Sebagaimana Wayan Sunarta dalam antologinya yang berjudul “Perempuan yang Mengawini Keris”, di mana cerita-ceritanya menampilkan tokoh perempuan, baik sebagai pemeran utama, pemeran pembantu, ataupun sesosok tokoh imajinasi yang memosisikan perempuan ke dalam tempat yang luhur. Perempuan dalam berbagai cerita sastra yang diposisikan ke dalam berbagai kondisi oleh penulisnya tersebut, benar-benar menjadikan perempuan sebagai sosok yang memang luar biasa.
Setidaknya, banyak pesan moral yang bisa diambil dari penokohan perempuan tersebut. Perempuan dalam cerita-cerita sastra tersebut menempati berbagai peran dan posisi. Sebagaimana yang tertuang dalam cerita yang berjudul “Perempuan yang Mengawini Keris”, seorang perempuan Bali telah menampakkan ketegarannya dalam cerita percintaan. Ia dikhianati oleh kekasihnya ketika hari pesta pernikahannya yang besar-besaran dilangsungkan. Demi menjaga martabat dan harga diri orangtuanya dari gunjingan negatif masyarakat, sosok perempuan dalam cerita tersebut rela menikah dengan sebilah keris.
Lain halnya dengan penokohan perempuan di dalam cerita yang berjudul “Aku Membeli Nyawaku”, penokohan perempuan ditampilkan sebagai sosok yang tangguh dalam menanggung pekerjaan amoralitasnya sebagai pelacur hanya untuk menghidupi dirinya sendiri dan untuk mengobati penyakitnya yang diderita. Sebuah alasan pekerjaan amoral yang dilakukan oleh sosok perempuan tersebut adalah hanya tidak ingin merepotkan kekasihnya. Ia menginginkan cinta dari kekasihnya, akan tetapi tidak mau membebani kekasihnya untuk menanggung biaya penyembuhan penyakit yang mematikannya itu.
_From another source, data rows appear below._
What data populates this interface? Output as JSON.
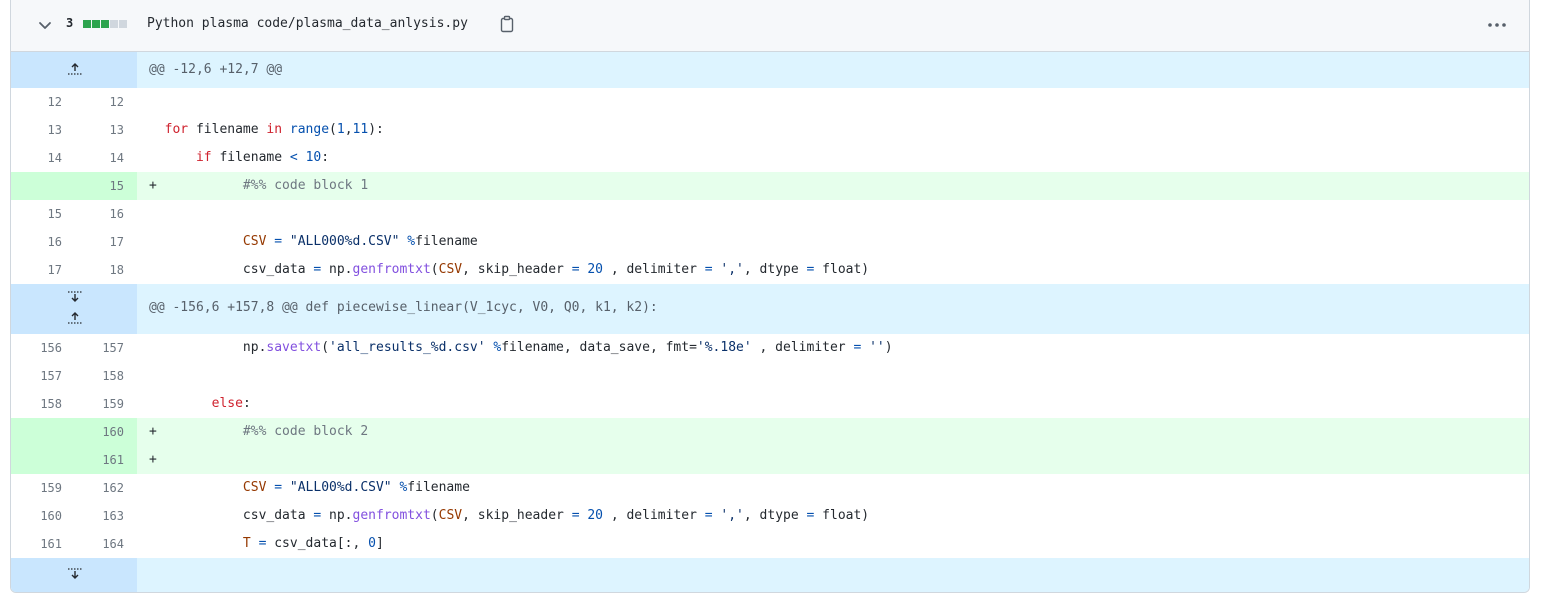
{
  "header": {
    "changes_count": "3",
    "file_path": "Python plasma code/plasma_data_anlysis.py",
    "diffstat": [
      "#2da44e",
      "#2da44e",
      "#2da44e",
      "#d0d7de",
      "#d0d7de"
    ]
  },
  "hunks": {
    "h1": "@@ -12,6 +12,7 @@",
    "h2": "@@ -156,6 +157,8 @@ def piecewise_linear(V_1cyc, V0, Q0, k1, k2):"
  },
  "lines": {
    "l1": {
      "old": "12",
      "new": "12"
    },
    "l2": {
      "old": "13",
      "new": "13"
    },
    "l3": {
      "old": "14",
      "new": "14"
    },
    "l4": {
      "old": "",
      "new": "15",
      "marker": "+"
    },
    "l5": {
      "old": "15",
      "new": "16"
    },
    "l6": {
      "old": "16",
      "new": "17"
    },
    "l7": {
      "old": "17",
      "new": "18"
    },
    "l8": {
      "old": "156",
      "new": "157"
    },
    "l9": {
      "old": "157",
      "new": "158"
    },
    "l10": {
      "old": "158",
      "new": "159"
    },
    "l11": {
      "old": "",
      "new": "160",
      "marker": "+"
    },
    "l12": {
      "old": "",
      "new": "161",
      "marker": "+"
    },
    "l13": {
      "old": "159",
      "new": "162"
    },
    "l14": {
      "old": "160",
      "new": "163"
    },
    "l15": {
      "old": "161",
      "new": "164"
    }
  },
  "code": {
    "t_for": "for",
    "t_filename1": " filename ",
    "t_in": "in",
    "t_range": "range",
    "t_r_args_open": "(",
    "t_1": "1",
    "t_comma": ",",
    "t_11": "11",
    "t_r_close": "):",
    "t_if": "if",
    "t_filename2": " filename ",
    "t_lt": "<",
    "t_10": "10",
    "t_colon": ":",
    "t_comment1": "#%% code block 1",
    "t_csv1": "CSV",
    "t_eq1": "=",
    "t_str1": "\"ALL000%d.CSV\"",
    "t_pct1": "%",
    "t_fn1": "filename",
    "t_csvdata1": "csv_data ",
    "t_eq2": "=",
    "t_np1": " np.",
    "t_genft1": "genfromtxt",
    "t_po1": "(",
    "t_csvarg1": "CSV",
    "t_skip1": ", skip_header ",
    "t_eq3": "=",
    "t_20a": "20",
    "t_delim1": " , delimiter ",
    "t_eq4": "=",
    "t_str2": "','",
    "t_dtype1": ", dtype ",
    "t_eq5": "=",
    "t_float1": " float)",
    "t_np2": "np.",
    "t_savetxt": "savetxt",
    "t_po2": "(",
    "t_str3": "'all_results_%d.csv'",
    "t_pct2": " %",
    "t_sv_rest1": "filename, data_save, fmt=",
    "t_str4": "'%.18e'",
    "t_sv_rest2": " , delimiter ",
    "t_eq6": "=",
    "t_str5": "''",
    "t_pc2": ")",
    "t_else": "else",
    "t_colon2": ":",
    "t_comment2": "#%% code block 2",
    "t_csv2": "CSV",
    "t_eq7": "=",
    "t_str6": "\"ALL00%d.CSV\"",
    "t_pct3": "%",
    "t_fn2": "filename",
    "t_csvdata2": "csv_data ",
    "t_eq8": "=",
    "t_np3": " np.",
    "t_genft2": "genfromtxt",
    "t_po3": "(",
    "t_csvarg2": "CSV",
    "t_skip2": ", skip_header ",
    "t_eq9": "=",
    "t_20b": "20",
    "t_delim2": " , delimiter ",
    "t_eq10": "=",
    "t_str7": "','",
    "t_dtype2": ", dtype ",
    "t_eq11": "=",
    "t_float2": " float)",
    "t_T": "T",
    "t_eq12": "=",
    "t_csvidx": " csv_data[:, ",
    "t_0": "0",
    "t_close": "]"
  },
  "icons": {
    "collapse": "chevron-down-icon",
    "copy": "copy-icon",
    "menu": "kebab-horizontal-icon",
    "expand_up": "unfold-up-icon",
    "expand_down": "unfold-down-icon"
  }
}
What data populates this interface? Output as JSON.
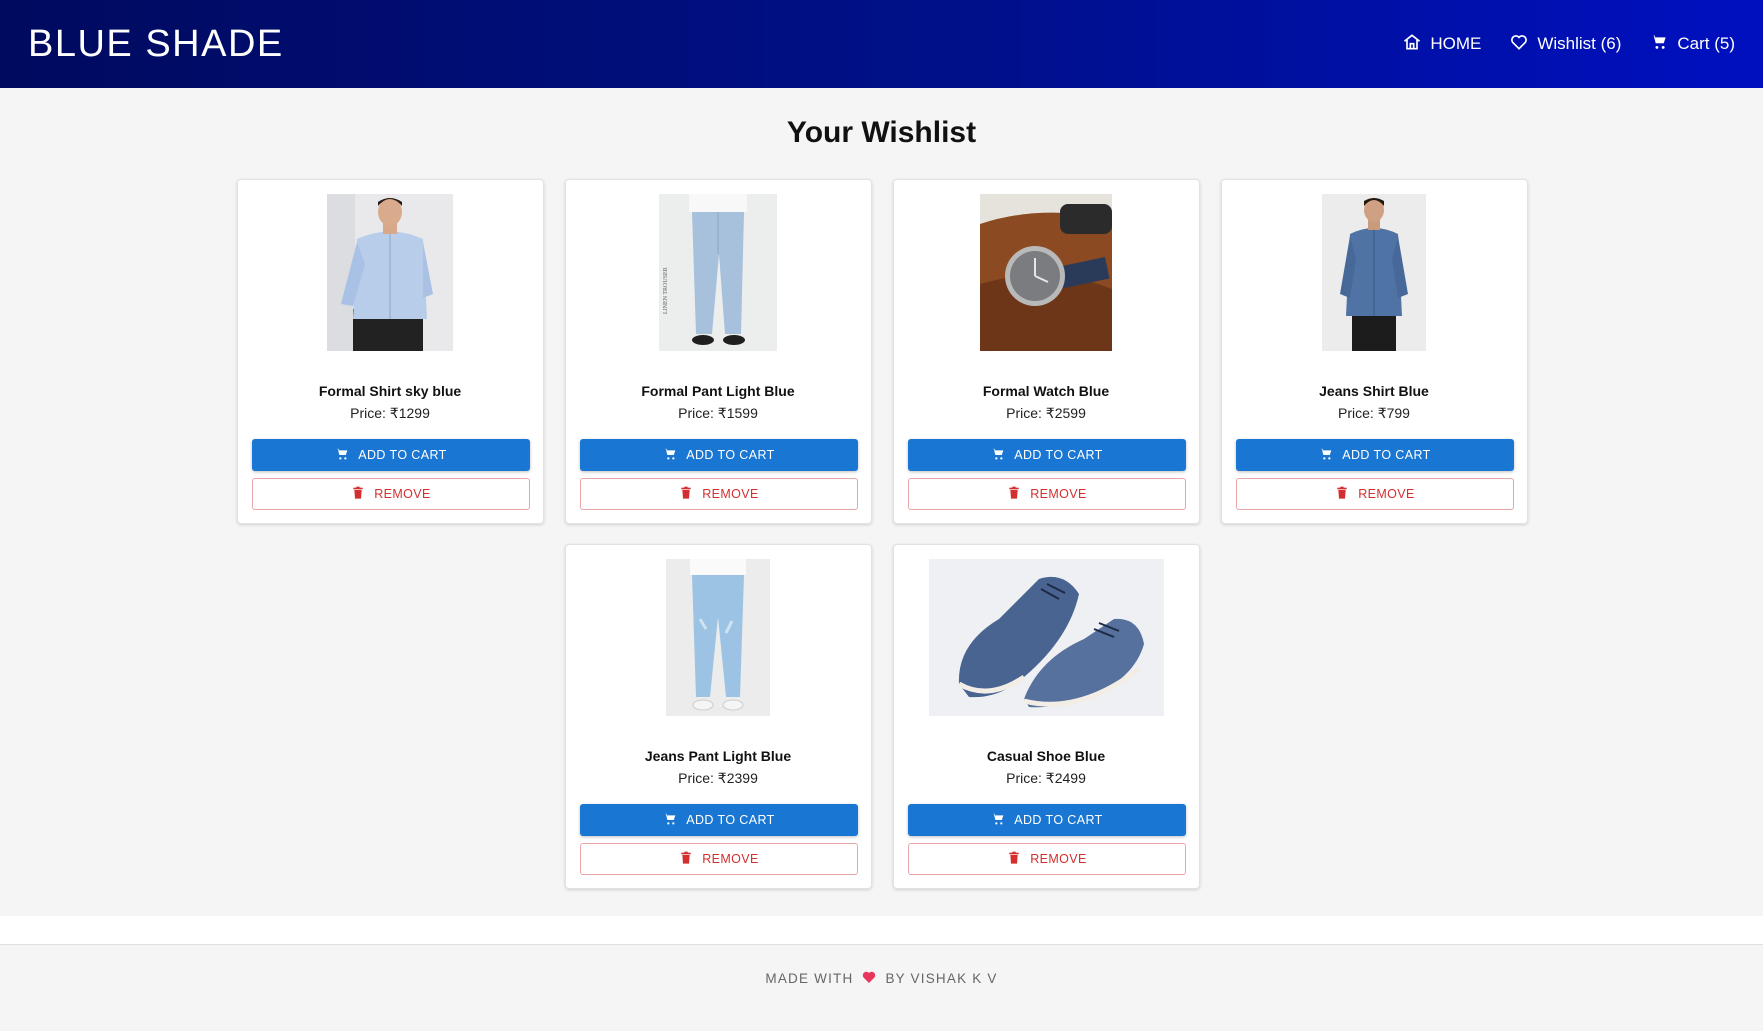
{
  "header": {
    "brand": "BLUE SHADE",
    "nav": {
      "home": "HOME",
      "wishlist": "Wishlist (6)",
      "cart": "Cart (5)"
    }
  },
  "page": {
    "title": "Your Wishlist"
  },
  "buttons": {
    "add_to_cart": "ADD TO CART",
    "remove": "REMOVE"
  },
  "products": [
    {
      "name": "Formal Shirt sky blue",
      "price": "Price: ₹1299",
      "image": "formal-shirt-photo"
    },
    {
      "name": "Formal Pant Light Blue",
      "price": "Price: ₹1599",
      "image": "formal-pant-photo"
    },
    {
      "name": "Formal Watch Blue",
      "price": "Price: ₹2599",
      "image": "formal-watch-photo"
    },
    {
      "name": "Jeans Shirt Blue",
      "price": "Price: ₹799",
      "image": "jeans-shirt-photo"
    },
    {
      "name": "Jeans Pant Light Blue",
      "price": "Price: ₹2399",
      "image": "jeans-pant-photo"
    },
    {
      "name": "Casual Shoe Blue",
      "price": "Price: ₹2499",
      "image": "casual-shoe-photo"
    }
  ],
  "footer": {
    "prefix": "MADE WITH",
    "suffix": "BY VISHAK K V",
    "icon": "heart-icon"
  },
  "colors": {
    "header_start": "#000a5e",
    "header_end": "#0010c0",
    "primary": "#1976d2",
    "danger": "#d32f2f",
    "heart": "#e8365d",
    "background": "#f5f5f5"
  }
}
Sementara penokohan perempuan dalam cerita “Patung Perjalanan Perempuan”, sosok perempuan tidak dihadirkan dalam peran, akan tetapi sebagai inspirasi bagi seorang pemahat yang menjadi suaminya. Perempuan yang telah dulu pergi ke alam baka itu, menjadi inspirator bagi seorang pemahat (suaminya) untuk membuat patung kayu perempuan yang dicintainya itu. Hingga pada akhirnya, sang pemahat pun menyusul perempuan tersebut ke alam baka setelah menyelesaikan pahatan patung kayu perempuan yang menjadi kekasihnya itu.
Di lain cerita yang berjudul “Rastiti”, penokohan perempuan ditampilkan sebagai seorang istri yang ingin membahagiakan suaminya. Setelah diklaim oleh dokter sebagai perempuan yang kurang subur dan kesulitan untuk memberikan anak setelah beberapa tahun menikah dengan suaminya, ia rela berbohong demi kebahagiaan suaminya. Ia rela mengaku hamil kepada suaminya, padahal sebenarnya ia hanya berbohong. Namun demikian, apapun akan ia lakukan demi kebahagiaan sang suami yang sangat ingin memiliki keturunan.
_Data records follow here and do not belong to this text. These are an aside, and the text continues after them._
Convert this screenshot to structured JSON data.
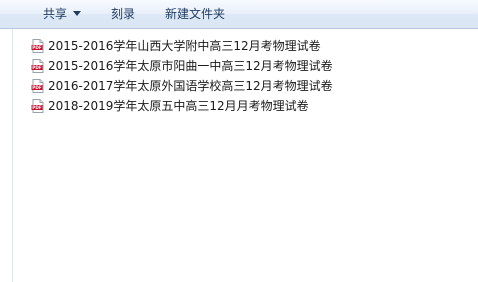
{
  "toolbar": {
    "share_label": "共享",
    "burn_label": "刻录",
    "new_folder_label": "新建文件夹"
  },
  "files": [
    {
      "name": "2015-2016学年山西大学附中高三12月考物理试卷",
      "icon": "pdf-icon"
    },
    {
      "name": "2015-2016学年太原市阳曲一中高三12月考物理试卷",
      "icon": "pdf-icon"
    },
    {
      "name": "2016-2017学年太原外国语学校高三12月考物理试卷",
      "icon": "pdf-icon"
    },
    {
      "name": "2018-2019学年太原五中高三12月月考物理试卷",
      "icon": "pdf-icon"
    }
  ],
  "colors": {
    "toolbar_text": "#1e3a5f",
    "pdf_red": "#c8102e"
  }
}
Melompat pada cerita yang berjudul “Balada Sang Putri Di Gubuk Hamba”, seorang perempuan ditampilkan dengan peran yang bergaya keluh kesah. Meski demikian, ia adalah seorang jelita yang dikagumi oleh seseorang (laki-laki) yang menjadi tokoh utama dalam cerita tersebut.
Cerita-cerita tentang perempuan juga hadir dalam judul-judul lainnya dalam antologi tersebut. Penokohan perempuan memang tidak sekadar kekayaan imajinasi penulis, akan tetapi lebih dari itu juga keluhuran kaum perempuan yang dijunjung sebagai figur yang memberikan inspirasi. Yang paling penting dalam karya sastra tersebut, tidak hanya menyajikan gaya bahasa yang indah dan sarat akan nilai sastra yang tinggi, akan tetapi juga pesan yang bisa diambil dari karya tersebut.
Hal itu tertuang dalam buku antologi ini, di mana pesan-pesan moral dan hikmahnya mengiringi setiap keindahan sastranya. Terutama, penokohan perempuan yang sesuai dengan tren feminisme, meskipun sebenarnya karya sastra tersebut tidak terfokus pada pemahaman feminisme.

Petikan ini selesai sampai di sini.